Rod Carroll, public information officer with the Jefferson County Sheriff’s Department said the department had an all-terrain armored vehicle obtained from surplus military equipment at no cost.

The vehicle is at Lamar Institute of Technology, where it is being fitted for an upgrade that would make it easier to drive on-road.

Right now, the vehicle goes about 30 mph, and is very difficult to drive on-road.

The Lenco B.E.A.R. armored vehicle that Port Arthur is considering purchasing is a much newer model — a modern day SWAT vehicle, Carroll said.

Larger police departments such as Dallas and Fort Worth are using them, Carroll said.

The sheriff’s department had planned to utilize its armored military vehicle for high risk warrants and hostage situations, but had only used it a couple of times that he is aware of, Carroll said.
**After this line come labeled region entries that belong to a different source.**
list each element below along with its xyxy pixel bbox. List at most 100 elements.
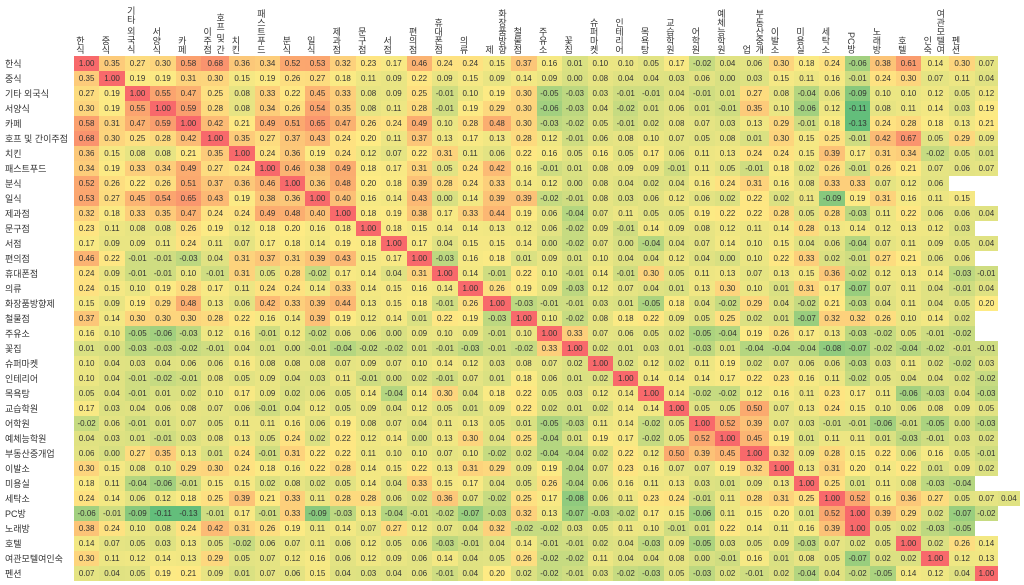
heatmap-cell: 0.13 [794, 401, 819, 416]
heatmap-cell: 0.19 [458, 101, 483, 116]
heatmap-cell: 0.18 [356, 236, 381, 251]
heatmap-cell: 0.01 [870, 431, 895, 446]
heatmap-cell: 0.09 [769, 536, 794, 551]
heatmap-cell: 0.33 [280, 506, 305, 521]
heatmap-cell: -0.02 [305, 326, 330, 341]
heatmap-cell: 0.05 [975, 401, 998, 416]
heatmap-cell: -0.01 [949, 341, 974, 356]
heatmap-cell: 0.05 [949, 146, 974, 161]
heatmap-cell: 0.07 [458, 371, 483, 386]
heatmap-cell: 0.26 [511, 551, 536, 566]
heatmap-cell: 0.14 [356, 281, 381, 296]
heatmap-cell: 0.03 [562, 521, 587, 536]
heatmap-cell: -0.09 [305, 506, 330, 521]
row-header: 일식 [4, 191, 74, 206]
heatmap-cell: -0.06 [870, 416, 895, 431]
heatmap-cell: 0.15 [458, 71, 483, 86]
heatmap-cell: 0.28 [819, 446, 844, 461]
heatmap-cell: 0.02 [588, 446, 613, 461]
heatmap-cell: -0.01 [255, 446, 280, 461]
heatmap-cell: 0.22 [896, 206, 921, 221]
heatmap-cell: 0.06 [949, 161, 974, 176]
heatmap-cell: 0.07 [975, 161, 998, 176]
heatmap-cell: 0.12 [280, 551, 305, 566]
heatmap-cell: 0.07 [870, 281, 895, 296]
heatmap-cell: 0.01 [769, 311, 794, 326]
heatmap-cell: 0.05 [794, 206, 819, 221]
heatmap-cell: 1.00 [432, 266, 457, 281]
heatmap-cell: 0.10 [588, 251, 613, 266]
heatmap-cell: 0.08 [280, 356, 305, 371]
heatmap-cell: 0.12 [537, 131, 562, 146]
heatmap-cell: 0.06 [949, 251, 974, 266]
heatmap-cell: 0.00 [949, 416, 974, 431]
heatmap-cell: 0.47 [125, 116, 150, 131]
heatmap-cell: 0.15 [769, 71, 794, 86]
heatmap-cell: 0.14 [458, 221, 483, 236]
heatmap-cell: 0.11 [715, 506, 740, 521]
heatmap-cell: 0.32 [845, 311, 870, 326]
heatmap-cell: 0.15 [407, 221, 432, 236]
heatmap-cell: 0.15 [99, 281, 124, 296]
heatmap-cell: 0.22 [638, 311, 663, 326]
heatmap-cell: 0.11 [896, 296, 921, 311]
heatmap-cell: 0.11 [769, 521, 794, 536]
heatmap-cell: -0.01 [845, 71, 870, 86]
heatmap-cell: 0.09 [356, 356, 381, 371]
heatmap-cell: 0.22 [769, 251, 794, 266]
heatmap-cell: 0.02 [255, 476, 280, 491]
heatmap-cell: 0.00 [381, 371, 406, 386]
heatmap-cell: -0.02 [689, 386, 714, 401]
heatmap-cell: 0.08 [921, 401, 949, 416]
heatmap-cell: 0.12 [458, 356, 483, 371]
heatmap-cell: 0.25 [511, 491, 536, 506]
heatmap-cell: 0.32 [330, 56, 355, 71]
heatmap-cell: 0.12 [356, 536, 381, 551]
col-header: 편의점 [407, 4, 432, 56]
heatmap-cell: 0.19 [975, 101, 998, 116]
heatmap-cell: 0.19 [537, 461, 562, 476]
heatmap-cell: 0.19 [483, 86, 511, 101]
heatmap-cell: 0.00 [280, 341, 305, 356]
heatmap-cell: -0.01 [255, 326, 280, 341]
col-header: 기타 외국식 [125, 4, 150, 56]
heatmap-cell: 0.09 [432, 71, 457, 86]
heatmap-cell: 0.31 [99, 116, 124, 131]
heatmap-cell: 0.39 [740, 416, 768, 431]
heatmap-cell: 0.48 [330, 176, 355, 191]
heatmap-cell: 0.17 [381, 56, 406, 71]
heatmap-cell: 0.09 [537, 71, 562, 86]
heatmap-cell: -0.01 [664, 521, 689, 536]
heatmap-cell: 0.18 [99, 206, 124, 221]
row-header: 호프 및 간이주점 [4, 131, 74, 146]
row-header: 서양식 [4, 101, 74, 116]
heatmap-cell: -0.02 [74, 416, 99, 431]
heatmap-cell: 0.32 [511, 506, 536, 521]
heatmap-cell: 0.04 [949, 566, 974, 581]
heatmap-cell: 0.39 [870, 506, 895, 521]
heatmap-cell: 0.04 [638, 251, 663, 266]
heatmap-cell: 0.22 [305, 446, 330, 461]
heatmap-cell: 0.05 [819, 551, 844, 566]
heatmap-cell: 0.10 [458, 86, 483, 101]
heatmap-cell: 0.25 [201, 491, 229, 506]
heatmap-cell: 0.40 [330, 191, 355, 206]
heatmap-cell: 0.01 [740, 131, 768, 146]
heatmap-cell: 0.03 [689, 476, 714, 491]
heatmap-cell: 0.19 [99, 86, 124, 101]
heatmap-cell: 0.31 [176, 71, 201, 86]
heatmap-cell: 0.15 [201, 476, 229, 491]
heatmap-cell: 0.39 [407, 176, 432, 191]
heatmap-cell: 0.05 [638, 206, 663, 221]
heatmap-cell: 0.06 [150, 401, 175, 416]
heatmap-cell: 1.00 [638, 386, 663, 401]
heatmap-cell: 0.05 [330, 386, 355, 401]
heatmap-cell: 0.14 [305, 281, 330, 296]
heatmap-cell: 0.02 [715, 191, 740, 206]
heatmap-cell: 0.05 [870, 521, 895, 536]
heatmap-cell: 0.01 [794, 431, 819, 446]
heatmap-cell: 0.06 [819, 356, 844, 371]
heatmap-cell: -0.01 [845, 161, 870, 176]
heatmap-cell: 0.08 [201, 371, 229, 386]
heatmap-cell: 0.25 [715, 311, 740, 326]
Port Arthur Mayor Deloris “Bobbie” Prince said she was in support of the expenditure, if that is what the police department recommends it needs.

“When it comes to security for the people of Port Arthur, you have to spend money,” Prince said. “Last week there was a hostage situation for four hours. I am trusting the police department and the fire department to know what it is they are doing. I do not believe those departments would waste the city’s money unless it was absolutely necessary.”

In addition to the armored car, City Council will consider purchasing two new fire engines and a rescue boat — both for the fire department.

Fire Station No. 1 and Fire Station No. 6 would each receive one of the engines. Both are to be used for municipal and industrial responses.

Cost of the fire engines is $1,162,500 to be paid from grant money and $387,500 from city funds.

The city’s fire department would also be the recipient of an emergency rescue boat, to be purchased from SeaArk Marine, Inc., of Monticello, Ark.

The new boat will replace a 21-foot aluminum hulled boat, that the fire department acquired from Coast Guard surplus equipment in 1982, and is no longer considered reliable.

The city’s cost of the new boat is $57,071. Grant funding is $174,215.